For his Labor Day speech in Wisconsin, John Nichols suggests President Obama take a page from Franklin Roosevelt, who 76 years ago declared unequivocably - something Obama has difficulty with - what side he was on.  To a people struggling with the Great Depression, FDR blasted "the old law of the tooth and the claw" - that is, "private means of exploitation" gained at the expense of the many who have "waged a long and bitter fight for (their) rights."

Roosevelt did this with a history lesson, of a sort, in which he traced back to the founding of the republic in to recount the long fight "against those forces which disregard human cooperation and human rights in seeking that kind of individual profit which is gained at the expense of his fellows."

The primary barrier to action, the president explained, was erected by those who still entertained the fantasy who argued that FDR could restore confidence only by "(telling) tell the people of the United States that all supervision by all forms of Government, Federal and State, over all forms of human activity called business should be forthwith abolished."

Unlike Obama, however, Roosevelt refused to even entertain - let alone embrace - the absurd constructs of the private-sector fabulists who "would repeal all laws, State or national, which regulate business-that a utility could henceforth charge any rate, unreasonable or otherwise; that the railroads could go back to rebates and other secret agreements; that the processors of food stuffs could disregard all rules of health and of good faith; that the unregulated wild-cat banking of a century ago could be restored; that fraudulent securities and watered stock could be palmed off on the public; that stock manipulation which caused panics and enriched insiders could go unchecked."

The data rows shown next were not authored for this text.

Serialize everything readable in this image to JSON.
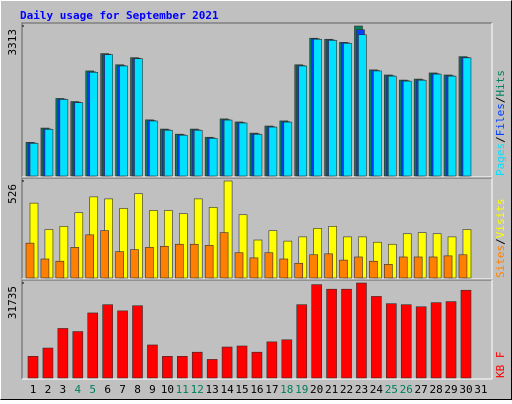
{
  "title": "Daily usage for September 2021",
  "legend_separator": "/",
  "chart_data": [
    {
      "type": "bar",
      "ylim": [
        0,
        3313
      ],
      "yticks": [
        3313
      ],
      "series": [
        {
          "name": "Hits",
          "color": "#00805c",
          "values": [
            744,
            1059,
            1713,
            1645,
            2321,
            2704,
            2457,
            2614,
            1240,
            1037,
            924,
            1037,
            856,
            1262,
            1194,
            947,
            1104,
            1217,
            2457,
            3043,
            3020,
            2952,
            3313,
            2344,
            2231,
            2119,
            2141,
            2276,
            2231,
            2637,
            null
          ]
        },
        {
          "name": "Files",
          "color": "#0040ff",
          "values": [
            730,
            1040,
            1700,
            1630,
            2300,
            2690,
            2440,
            2600,
            1225,
            1020,
            910,
            1020,
            840,
            1245,
            1180,
            930,
            1090,
            1200,
            2440,
            3030,
            3005,
            2940,
            3230,
            2330,
            2215,
            2105,
            2125,
            2260,
            2215,
            2620,
            null
          ]
        },
        {
          "name": "Pages",
          "color": "#00e0ff",
          "values": [
            720,
            1030,
            1690,
            1620,
            2290,
            2680,
            2430,
            2590,
            1215,
            1010,
            900,
            1010,
            830,
            1235,
            1170,
            920,
            1080,
            1190,
            2430,
            3020,
            2995,
            2930,
            3120,
            2320,
            2205,
            2095,
            2115,
            2250,
            2205,
            2610,
            null
          ]
        }
      ]
    },
    {
      "type": "bar",
      "ylim": [
        0,
        526
      ],
      "yticks": [
        526
      ],
      "series": [
        {
          "name": "Visits",
          "color": "#ffff00",
          "values": [
            406,
            263,
            280,
            354,
            440,
            429,
            377,
            457,
            366,
            366,
            349,
            429,
            383,
            526,
            343,
            206,
            257,
            200,
            223,
            269,
            280,
            223,
            223,
            194,
            183,
            240,
            246,
            240,
            223,
            263,
            null
          ]
        },
        {
          "name": "Sites",
          "color": "#ff8000",
          "values": [
            189,
            103,
            91,
            166,
            234,
            257,
            143,
            154,
            166,
            172,
            183,
            183,
            177,
            246,
            137,
            109,
            137,
            103,
            80,
            126,
            131,
            97,
            114,
            91,
            74,
            114,
            114,
            114,
            120,
            126,
            null
          ]
        }
      ]
    },
    {
      "type": "bar",
      "ylim": [
        0,
        31735
      ],
      "yticks": [
        31735
      ],
      "categories": [
        "1",
        "2",
        "3",
        "4",
        "5",
        "6",
        "7",
        "8",
        "9",
        "10",
        "11",
        "12",
        "13",
        "14",
        "15",
        "16",
        "17",
        "18",
        "19",
        "20",
        "21",
        "22",
        "23",
        "24",
        "25",
        "26",
        "27",
        "28",
        "29",
        "30",
        "31"
      ],
      "tick_label_colors": [
        "#000000",
        "#000000",
        "#000000",
        "#00805c",
        "#00805c",
        "#000000",
        "#000000",
        "#000000",
        "#000000",
        "#000000",
        "#00805c",
        "#00805c",
        "#000000",
        "#000000",
        "#000000",
        "#000000",
        "#000000",
        "#00805c",
        "#00805c",
        "#000000",
        "#000000",
        "#000000",
        "#000000",
        "#000000",
        "#00805c",
        "#00805c",
        "#000000",
        "#000000",
        "#000000",
        "#000000",
        "#000000"
      ],
      "series": [
        {
          "name": "KB F",
          "color": "#ff0000",
          "values": [
            7244,
            10003,
            16557,
            15523,
            21732,
            24491,
            22422,
            24146,
            11038,
            7244,
            7244,
            8624,
            6209,
            10348,
            10693,
            8624,
            12073,
            12763,
            24491,
            31200,
            29665,
            29665,
            31735,
            27251,
            24836,
            24491,
            23801,
            25181,
            25526,
            29320,
            null
          ]
        }
      ]
    }
  ]
}
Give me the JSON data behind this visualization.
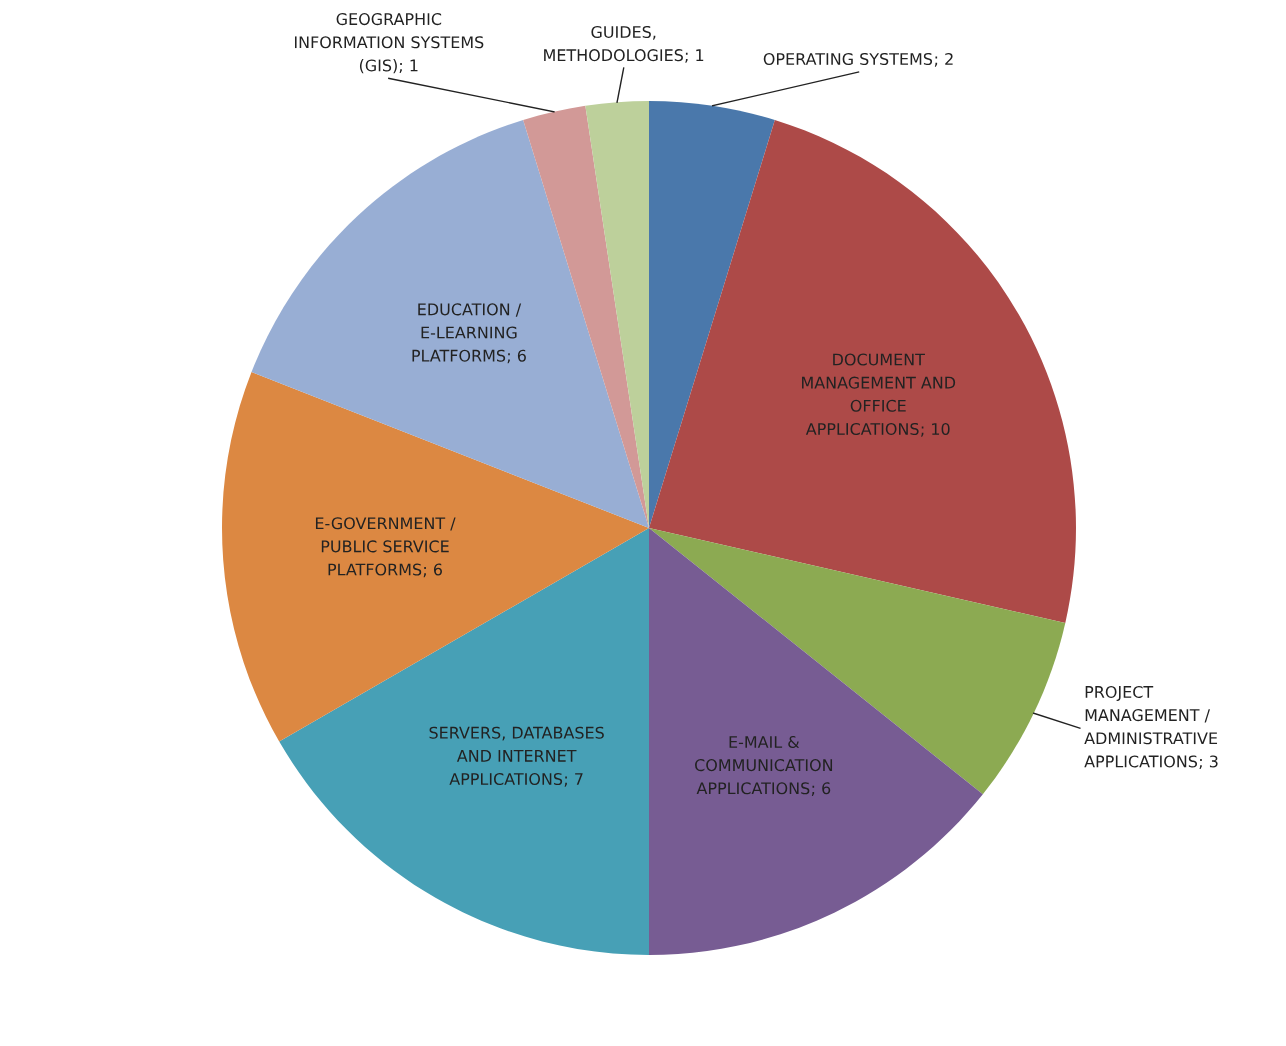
{
  "chart_data": {
    "type": "pie",
    "categories": [
      "OPERATING SYSTEMS",
      "DOCUMENT MANAGEMENT AND OFFICE APPLICATIONS",
      "PROJECT MANAGEMENT / ADMINISTRATIVE APPLICATIONS",
      "E-MAIL & COMMUNICATION APPLICATIONS",
      "SERVERS, DATABASES AND INTERNET APPLICATIONS",
      "E-GOVERNMENT / PUBLIC SERVICE PLATFORMS",
      "EDUCATION / E-LEARNING PLATFORMS",
      "GEOGRAPHIC INFORMATION SYSTEMS (GIS)",
      "GUIDES, METHODOLOGIES"
    ],
    "values": [
      2,
      10,
      3,
      6,
      7,
      6,
      6,
      1,
      1
    ],
    "colors": [
      "#4a78ab",
      "#ad4a48",
      "#8caa52",
      "#775c93",
      "#47a0b6",
      "#dc8842",
      "#98aed4",
      "#d29997",
      "#bdd09b"
    ],
    "value_labels": [
      "; 2",
      "; 10",
      "; 3",
      "; 6",
      "; 7",
      "; 6",
      "; 6",
      "; 1",
      "; 1"
    ],
    "legend": false
  }
}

"In fact," the president continued, "if we were to listen to (the anti-government crowd), the old law of the tooth and the claw would reign in our Nation once more."

"The people of the United States will not restore that ancient order," thundered Roosevelt. "There is no lack of confidence on the part of those business men, farmers and workers who clearly read the signs of the times. Sound economic improvement comes from the improved conditions of the whole population and not a small fraction thereof."